Jeudi matin, je lisais cela : « Le goût n’est autre chose que l’avantage de découvrir avec finesse et avec promptitude la nature des plaisirs que chaque chose doit donner aux hommes », Montesquieu, cité par Philippe Sollers. Jeudi soir, j’écoutais la symphonie n°88 de Haydn, à propos duquel il écrit : « On le touche à peine, il répond, il tourbillonne en cascade – saut, arrêt, saut, intermittence–, il s’éclipse, glisse, roule, troue, repart. » Ce bon goût est extrêmement reposant : on ne cherche à nous amener nulle part, voilà, nous y sommes : prenez votre plaisir. On pourrait dire que c’est charmant, si l’écho d’une voix chevrotante de grand-mère n’empêchait pas d’entendre tout ce qu’il y a de princier en même temps – une sorte de noblesse qui aurait oublié d’être empesée et s’est empressée vers la liberté.
Puis le concerto pour piano n°4 de Beethoven a été entamé par Rafal Blechacz, étonnamment jeune, qui pourrait être fort croustillant s’il n’avait un casque de cheveux estampillé années 1970. Faute de goût capillaire, on le trouvera sous ses doigts. Le piano s’est entouré d’un peu plus d’instrument que pour la symphonie de Haydn et a étendu le cercle des musiciens, si bien que je n’ai plus devant moi le bout de scène vide sur lequel projeter mes rêveries. Je remarque un peu plus les gesticulations de Lamirusse, à qui Palpatine1 a revendu sa place2 : depuis le début, il dirige le concert. Ça le rend un peu moins sibérien.
À l’entracte, alors que les estrades de la scène montent et descendent comme des chevaux de bois pour que les contrebasses déménagent de notre côté, il m’explique que si la disposition de l’orchestre dépend de l’effet que veut produire le chef, celui-ci doit également compter avec… le syndicat. Et de me raconter qu’à l’orchestre national, lorsque le dernier chef arrivé a voulu remettre les violoncelles devant, les altos ont vigoureusement protesté à l’idée de rentrer dans le rang. De la musique avant toute chose… vous parlez d’un impair !

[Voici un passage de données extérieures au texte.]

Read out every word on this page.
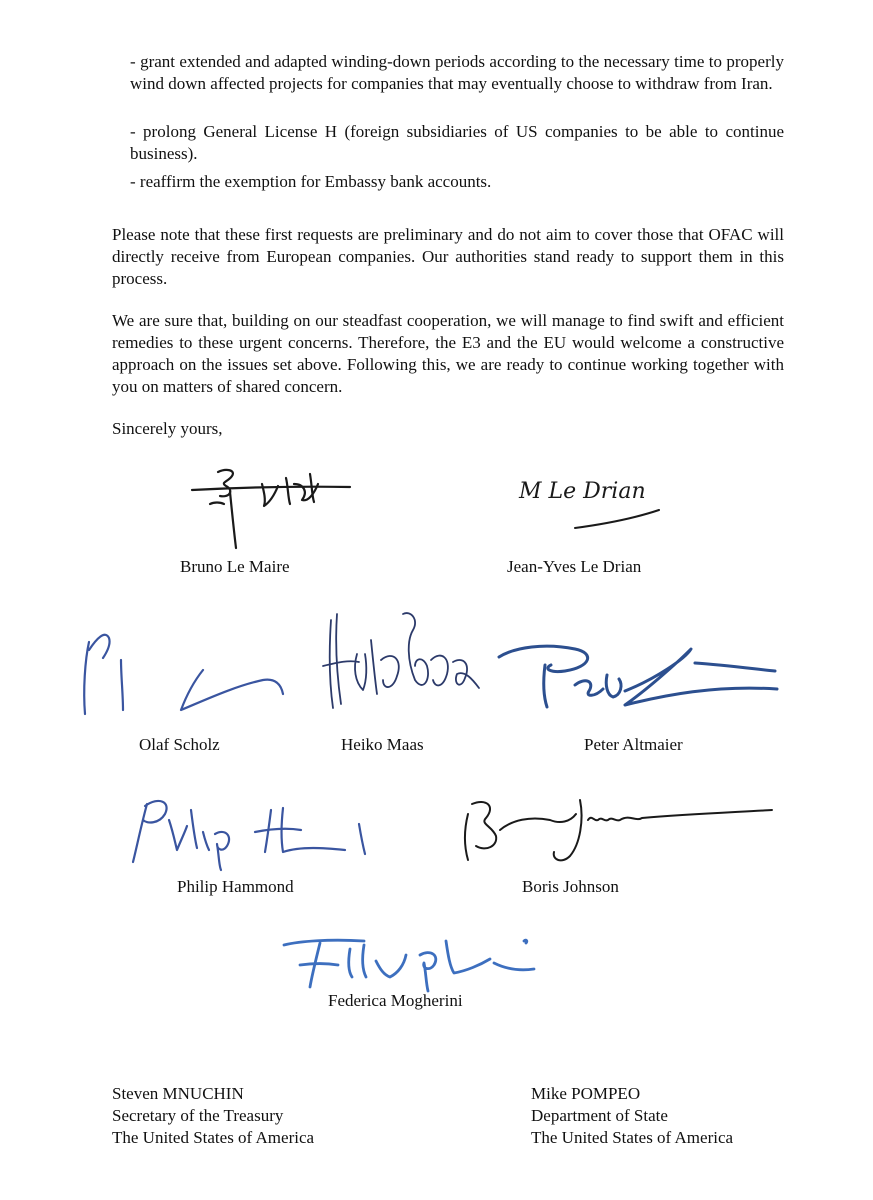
- grant extended and adapted winding-down periods according to the necessary time to properly wind down affected projects for companies that may eventually choose to withdraw from Iran.
- prolong General License H (foreign subsidiaries of US companies to be able to continue business).
- reaffirm the exemption for Embassy bank accounts.
Please note that these first requests are preliminary and do not aim to cover those that OFAC will directly receive from European companies. Our authorities stand ready to support them in this process.
We are sure that, building on our steadfast cooperation, we will manage to find swift and efficient remedies to these urgent concerns. Therefore, the E3 and the EU would welcome a constructive approach on the issues set above. Following this, we are ready to continue working together with you on matters of shared concern.
Sincerely yours,
Bruno Le Maire
M Le Drian
Jean-Yves Le Drian
Olaf Scholz	Heiko Maas	Peter Altmaier
Philip Hammond	Boris Johnson
Federica Mogherini
Steven MNUCHIN
Secretary of the Treasury
The United States of America
Mike POMPEO
Department of State
The United States of America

To be Franck, j’aurais du mal à rendre à César ce qui lui appartient. Palpatine n’a su dire si sa musique était susceptible de me plaire et, après avoir entendu la symphonie en ré mineur, je comprends mieux, parce que je ne sais pas moi-même si cela m’a effectivement plu ou non. Il y a des moments, notamment lorsqu’un instrument à vent se dégage de l’épais tissu des archets, qui sont magnifiques, et d’autres que je n’entends pas vraiment.